NO PLAN B by Lee Child and Andrew Child (Bantam £22, 384pp)


by Lee Child and Andrew Child (Bantam £22, 384pp) 

This year marks the 25th anniversary of the appearance of Child’s uncontainable solo vigilante Jack Reacher and this is his 27th outing — the third collaboration between Child and his younger brother Andrew. 

The structure is exactly what millions of readers around the world have come to expect. Reacher witnesses the death of a young woman who is pushed in front of a bus and tracks the hooded killer. 

Meanwhile, a dark plot is being hatched in a high security prison in Mississippi, which involves the prison warden, the chief of police and the two founders of the Correctional Facility. The two plots are clearly linked and Reacher is a fly in the ointment, as he has been so many times. 

It tears along, constantly asking Reacher to escape seemingly impossible situations. There is never a moment to draw breath, which is one reason why a Reacher novel is sold somewhere in the world every nine seconds. 


by John Grisham (Hodder £22, 464pp) 

No one — except perhaps Scott Turow — writes courtroom dramas like Grisham.
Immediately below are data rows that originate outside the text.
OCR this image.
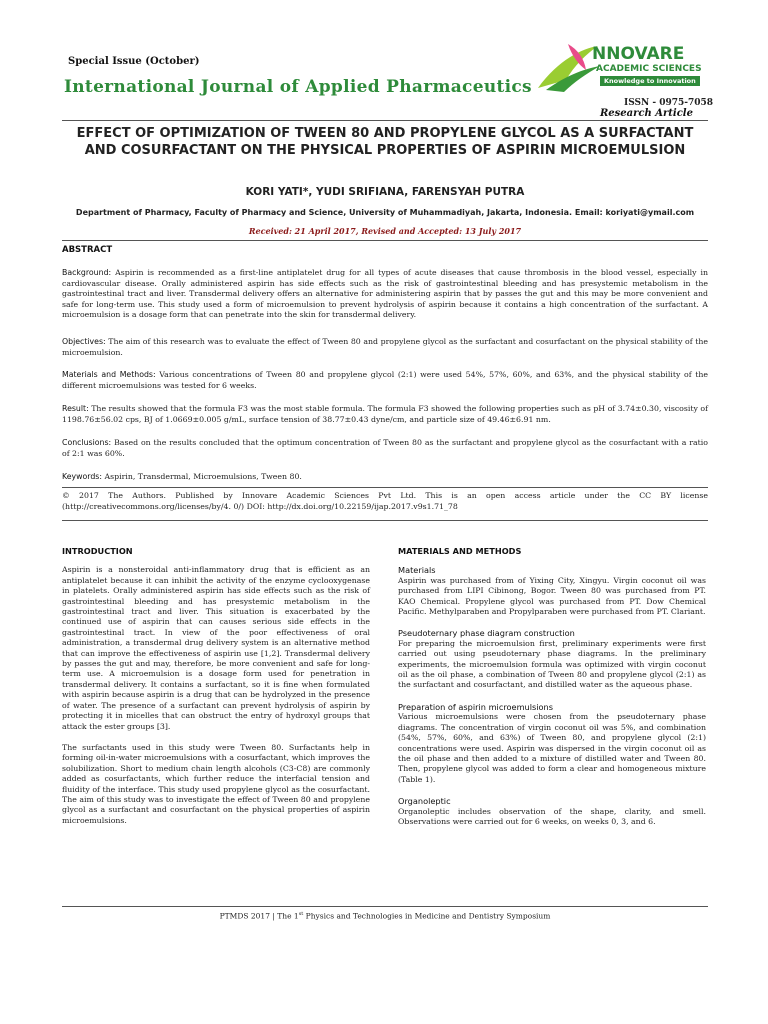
Special Issue (October)
International Journal of Applied Pharmaceutics
NNOVARE
ACADEMIC SCIENCES
Knowledge to Innovation
ISSN - 0975-7058
Research Article
EFFECT OF OPTIMIZATION OF TWEEN 80 AND PROPYLENE GLYCOL AS A SURFACTANT AND COSURFACTANT ON THE PHYSICAL PROPERTIES OF ASPIRIN MICROEMULSION
KORI YATI*, YUDI SRIFIANA, FARENSYAH PUTRA
Department of Pharmacy, Faculty of Pharmacy and Science, University of Muhammadiyah, Jakarta, Indonesia. Email: koriyati@ymail.com
Received: 21 April 2017, Revised and Accepted: 13 July 2017
ABSTRACT
Background: Aspirin is recommended as a first-line antiplatelet drug for all types of acute diseases that cause thrombosis in the blood vessel, especially in cardiovascular disease. Orally administered aspirin has side effects such as the risk of gastrointestinal bleeding and has presystemic metabolism in the gastrointestinal tract and liver. Transdermal delivery offers an alternative for administering aspirin that by passes the gut and this may be more convenient and safe for long-term use. This study used a form of microemulsion to prevent hydrolysis of aspirin because it contains a high concentration of the surfactant. A microemulsion is a dosage form that can penetrate into the skin for transdermal delivery.
Objectives: The aim of this research was to evaluate the effect of Tween 80 and propylene glycol as the surfactant and cosurfactant on the physical stability of the microemulsion.
Materials and Methods: Various concentrations of Tween 80 and propylene glycol (2:1) were used 54%, 57%, 60%, and 63%, and the physical stability of the different microemulsions was tested for 6 weeks.
Result: The results showed that the formula F3 was the most stable formula. The formula F3 showed the following properties such as pH of 3.74±0.30, viscosity of 1198.76±56.02 cps, BJ of 1.0669±0.005 g/mL, surface tension of 38.77±0.43 dyne/cm, and particle size of 49.46±6.91 nm.
Conclusions: Based on the results concluded that the optimum concentration of Tween 80 as the surfactant and propylene glycol as the cosurfactant with a ratio of 2:1 was 60%.
Keywords: Aspirin, Transdermal, Microemulsions, Tween 80.
© 2017 The Authors. Published by Innovare Academic Sciences Pvt Ltd. This is an open access article under the CC BY license (http://creativecommons.org/licenses/by/4. 0/) DOI: http://dx.doi.org/10.22159/ijap.2017.v9s1.71_78
INTRODUCTION
Aspirin is a nonsteroidal anti-inflammatory drug that is efficient as an antiplatelet because it can inhibit the activity of the enzyme cyclooxygenase in platelets. Orally administered aspirin has side effects such as the risk of gastrointestinal bleeding and has presystemic metabolism in the gastrointestinal tract and liver. This situation is exacerbated by the continued use of aspirin that can causes serious side effects in the gastrointestinal tract. In view of the poor effectiveness of oral administration, a transdermal drug delivery system is an alternative method that can improve the effectiveness of aspirin use [1,2]. Transdermal delivery by passes the gut and may, therefore, be more convenient and safe for long-term use. A microemulsion is a dosage form used for penetration in transdermal delivery. It contains a surfactant, so it is fine when formulated with aspirin because aspirin is a drug that can be hydrolyzed in the presence of water. The presence of a surfactant can prevent hydrolysis of aspirin by protecting it in micelles that can obstruct the entry of hydroxyl groups that attack the ester groups [3].
The surfactants used in this study were Tween 80. Surfactants help in forming oil-in-water microemulsions with a cosurfactant, which improves the solubilization. Short to medium chain length alcohols (C3-C8) are commonly added as cosurfactants, which further reduce the interfacial tension and fluidity of the interface. This study used propylene glycol as the cosurfactant. The aim of this study was to investigate the effect of Tween 80 and propylene glycol as a surfactant and cosurfactant on the physical properties of aspirin microemulsions.
MATERIALS AND METHODS
Materials
Aspirin was purchased from of Yixing City, Xingyu. Virgin coconut oil was purchased from LIPI Cibinong, Bogor. Tween 80 was purchased from PT. KAO Chemical. Propylene glycol was purchased from PT. Dow Chemical Pacific. Methylparaben and Propylparaben were purchased from PT. Clariant.
Pseudoternary phase diagram construction
For preparing the microemulsion first, preliminary experiments were first carried out using pseudoternary phase diagrams. In the preliminary experiments, the microemulsion formula was optimized with virgin coconut oil as the oil phase, a combination of Tween 80 and propylene glycol (2:1) as the surfactant and cosurfactant, and distilled water as the aqueous phase.
Preparation of aspirin microemulsions
Various microemulsions were chosen from the pseudoternary phase diagrams. The concentration of virgin coconut oil was 5%, and combination (54%, 57%, 60%, and 63%) of Tween 80, and propylene glycol (2:1) concentrations were used. Aspirin was dispersed in the virgin coconut oil as the oil phase and then added to a mixture of distilled water and Tween 80. Then, propylene glycol was added to form a clear and homogeneous mixture (Table 1).
Organoleptic
Organoleptic includes observation of the shape, clarity, and smell. Observations were carried out for 6 weeks, on weeks 0, 3, and 6.
PTMDS 2017 | The 1st Physics and Technologies in Medicine and Dentistry Symposium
Here he returns to his favourite southern U.S. stamping ground and the thriving Gulf Coast town of Biloxi, famous for its gambling and sex trade, as well as wonderful seafood. It focuses on two school friends during the 1960s. 
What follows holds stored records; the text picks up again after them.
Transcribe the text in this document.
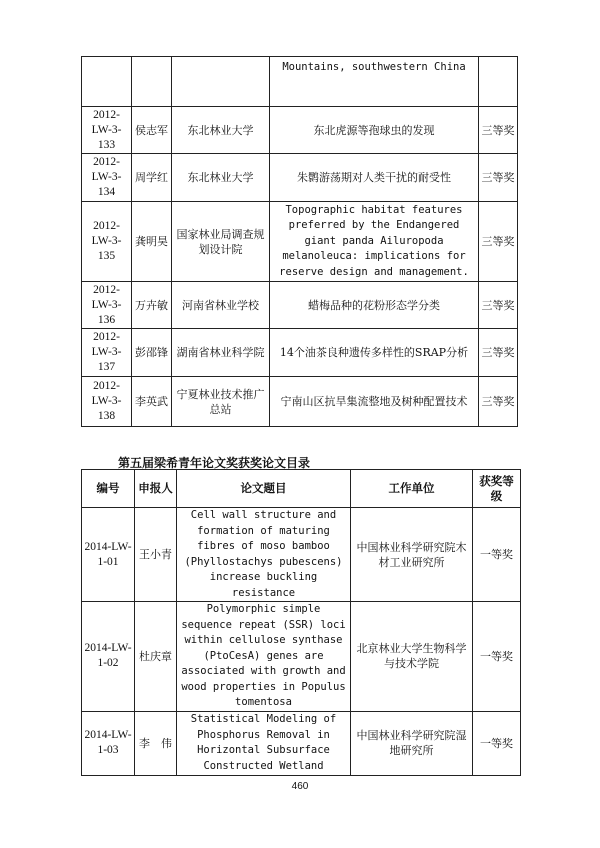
			Mountains, southwestern China	
2012-LW-3-133	侯志军	东北林业大学	东北虎源等孢球虫的发现	三等奖
2012-LW-3-134	周学红	东北林业大学	朱鹮游荡期对人类干扰的耐受性	三等奖
2012-LW-3-135	龚明昊	国家林业局调查规划设计院	Topographic habitat features preferred by the Endangered giant panda Ailuropoda melanoleuca: implications for reserve design and management.	三等奖
2012-LW-3-136	万卉敏	河南省林业学校	蜡梅品种的花粉形态学分类	三等奖
2012-LW-3-137	彭邵锋	湖南省林业科学院	14个油茶良种遗传多样性的SRAP分析	三等奖
2012-LW-3-138	李英武	宁夏林业技术推广总站	宁南山区抗旱集流整地及树种配置技术	三等奖
第五届梁希青年论文奖获奖论文目录
编号	申报人	论文题目	工作单位	获奖等级
2014-LW-1-01	王小青	Cell wall structure and formation of maturing fibres of moso bamboo (Phyllostachys pubescens) increase buckling resistance	中国林业科学研究院木材工业研究所	一等奖
2014-LW-1-02	杜庆章	Polymorphic simple sequence repeat (SSR) loci within cellulose synthase (PtoCesA) genes are associated with growth and wood properties in Populus tomentosa	北京林业大学生物科学与技术学院	一等奖
2014-LW-1-03	李　伟	Statistical Modeling of Phosphorus Removal in Horizontal Subsurface Constructed Wetland	中国林业科学研究院湿地研究所	一等奖
460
Keith Rudy goes to law school, watching as his father becomes the legendary criminal prosecutor determined to ‘clean up the Coast’, while Hugh Malco settles for the shadier life of his father’s nightclubs. 

Inevitably, the two former friends find themselves in a legal confrontation that may have terrifying consequences for them both. As ever with Grisham there are corkscrew twists and turns as he ratchets up the suspense. 

It is exceptional story-telling, which leaves the reader begging for the novel never to end. Grisham has sold more than 300million copies of his work. This shows exactly why.

BLEEDING HEART YARD by Elly Griffiths (Quercus £22, 352pp)


by Elly Griffiths (Quercus £22, 352pp) 

This standalone novel from the talented Griffiths is a long way from her crime stories featuring forensic archaeologist Dr Ruth Galloway. 

There have been 14 of those, all set in Norfolk. But this story is set firmly in London and features an intriguing new heroine, DI Harbinder Kaur, a Sikh who is not only gay but also on the rise in the Met. 

A group of school friends meet at a reunion 21 years after leaving school, only for one of their number, a Rightwing Tory MP, to be found dead in the toilets with traces of what looks like cocaine on his nose. At first the assumption is an overdose, but that is quickly discounted. 

Then another of the reunion group, this time a Labour MP is stabbed to death with what looks like a human heart set out beside his body. 

What is the link? Part locked room mystery, part unnerving thriller, this intensely satisfying, fast-moving story underlines Griffiths’s skill.